Nel prossimo romanzo invece… lo scopriremo.
Autore preferito?
Coelho, Neruda, Follett, Ammanniti, Baricco, Armentrout. Ne ho detti troppi? 😊
Se dovessi trovarti su un’isola deserta e potessi portarti solamente tre libri, quali sceglieresti e perché?
Porterei “Veronika decide di morire” perché non mi stancherei mai di leggerlo. Poi “Manuale del guerriero della luce” perché è di grande ispirazione e motivazione. Poi porterei “Il Regno di Cenere” della Maas. Uno degli ultimi libri fantasy che ho letto e che mi ha dato una forza incredibile per affrontare un periodo non proprio leggero.
Hai qualche consiglio per chi si sta affacciando adesso in questo settore o vorrebbe provare a “buttarsi”?

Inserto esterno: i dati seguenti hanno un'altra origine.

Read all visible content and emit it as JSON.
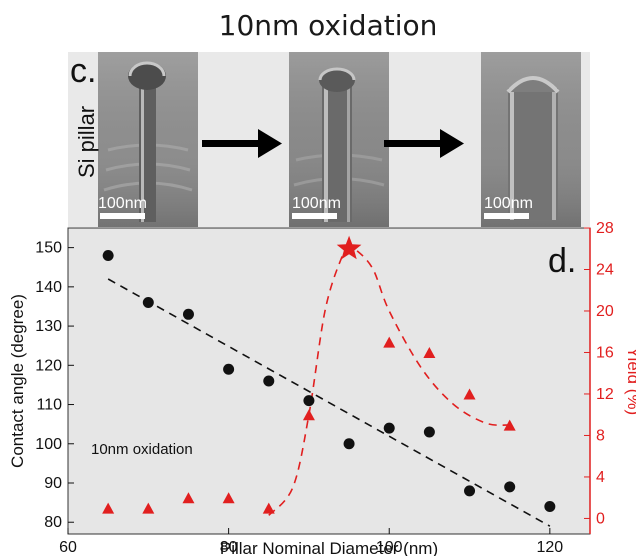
{
  "figure": {
    "title": "10nm oxidation",
    "panel_c_label": "c.",
    "panel_c_side_label": "Si pillar",
    "panel_d_label": "d.",
    "images": [
      {
        "scale_bar": "100nm",
        "icon": "sem-pillar-with-cap-image"
      },
      {
        "scale_bar": "100nm",
        "icon": "sem-oxidized-pillar-image"
      },
      {
        "scale_bar": "100nm",
        "icon": "sem-wide-pillar-image"
      }
    ],
    "arrow_icon": "right-arrow-icon",
    "colors": {
      "black_series": "#111111",
      "red_series": "#e11f1f",
      "plot_bg": "#e6e6e6"
    }
  },
  "chart_data": {
    "type": "scatter",
    "xlabel": "Pillar Nominal Diameter (nm)",
    "ylabel": "Contact angle (degree)",
    "y2label": "Yield (%)",
    "annotation": "10nm oxidation",
    "xlim": [
      60,
      125
    ],
    "ylim": [
      77,
      155
    ],
    "y2lim": [
      -1.5,
      28
    ],
    "xticks": [
      60,
      80,
      100,
      120
    ],
    "yticks": [
      80,
      90,
      100,
      110,
      120,
      130,
      140,
      150
    ],
    "y2ticks": [
      0,
      4,
      8,
      12,
      16,
      20,
      24,
      28
    ],
    "grid": false,
    "series": [
      {
        "axis": "left",
        "marker": "circle",
        "color": "#111111",
        "x": [
          65,
          70,
          75,
          80,
          85,
          90,
          95,
          100,
          105,
          110,
          115,
          120
        ],
        "y": [
          148,
          136,
          133,
          119,
          116,
          111,
          100,
          104,
          103,
          88,
          89,
          84
        ]
      },
      {
        "axis": "right",
        "marker": "triangle",
        "color": "#e11f1f",
        "x": [
          65,
          70,
          75,
          80,
          85,
          90,
          100,
          105,
          110,
          115
        ],
        "y": [
          1,
          1,
          2,
          2,
          1,
          10,
          17,
          16,
          12,
          9
        ]
      },
      {
        "axis": "right",
        "marker": "star",
        "color": "#e11f1f",
        "x": [
          95
        ],
        "y": [
          26
        ]
      }
    ],
    "fits": [
      {
        "axis": "left",
        "style": "dashed",
        "color": "#111111",
        "x": [
          65,
          120
        ],
        "y": [
          142,
          79
        ]
      },
      {
        "axis": "right",
        "style": "dashed",
        "color": "#e11f1f",
        "x": [
          85,
          88,
          90,
          92,
          94,
          95,
          96,
          98,
          100,
          104,
          108,
          112,
          115
        ],
        "y": [
          0.3,
          3,
          10,
          20,
          25,
          26,
          25.8,
          24,
          20,
          14.5,
          11,
          9.2,
          9
        ]
      }
    ]
  }
}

Più che buttarsi vorrei dire a chi vuole scrivere di leggere, leggere e leggere. E studiare. Tanto. Perché la lingua italiana è complicata e piena di regole che crediamo di sapere, ma non è così. E mi ci metto in mezzo assolutamente anche io. Poi consiglio il manoscritto di chiuderlo in un cassetto per qualche settimana e dimenticarlo. Una volta ritirato fuori, rileggerlo e perfezionarlo, correggerlo, leggerlo ad alta voce, stampato, in digitale. Insomma, rileggerlo fino alla nausea.
Ultimo step: affidarsi a persone competenti (editor, beta reader, correttori di bozze) che diano un parere onesto sull’opera. E, solo dopo, decidere se pubblicarlo in self o con una CE.
L'eccezione alla sua regola
Titolo: L’eccezione alla sua regola
Anno di uscita: 2021
Casa Editrice : Blueberry Edizioni
“L’eccezione alla sua regola”, pubblicato da Blueberry Edizioni nel dicembre 2021, vede come protagonisti Emma e Gionata. Entrambi sono alle prese con un passato difficoltoso e, per motivi diversi, hanno bisogno di ritrovare fiducia in loro stessi e nella vita.
Si troveranno a lavorare gomito a gomito per un importante evento e tutto filerà più o meno liscio, fino a quando non scenderanno in campo i sentimenti, impossibili da controllare.
I due, sorretti dagli amici di sempre, compiranno un percorso di maturazione e, anche attraverso il dolore e il distacco, emanciperanno loro stessi e la loro vita.
Mi hanno chiesto in molti da dove deriva il nome “Gionata”. E’ un nome di origine ebraica, significa Dono di Dio. Mi è rimasta impressa una lettura della Bibbia su Saul e suo figlio, Gionata. Viene descritto come valoroso e abile guerriero “più potente del leone”. Da lì, ho deciso che quello sarebbe stato il nome del mio protagonista (e che avrebbe avuto un tatuaggio col leone su una mano).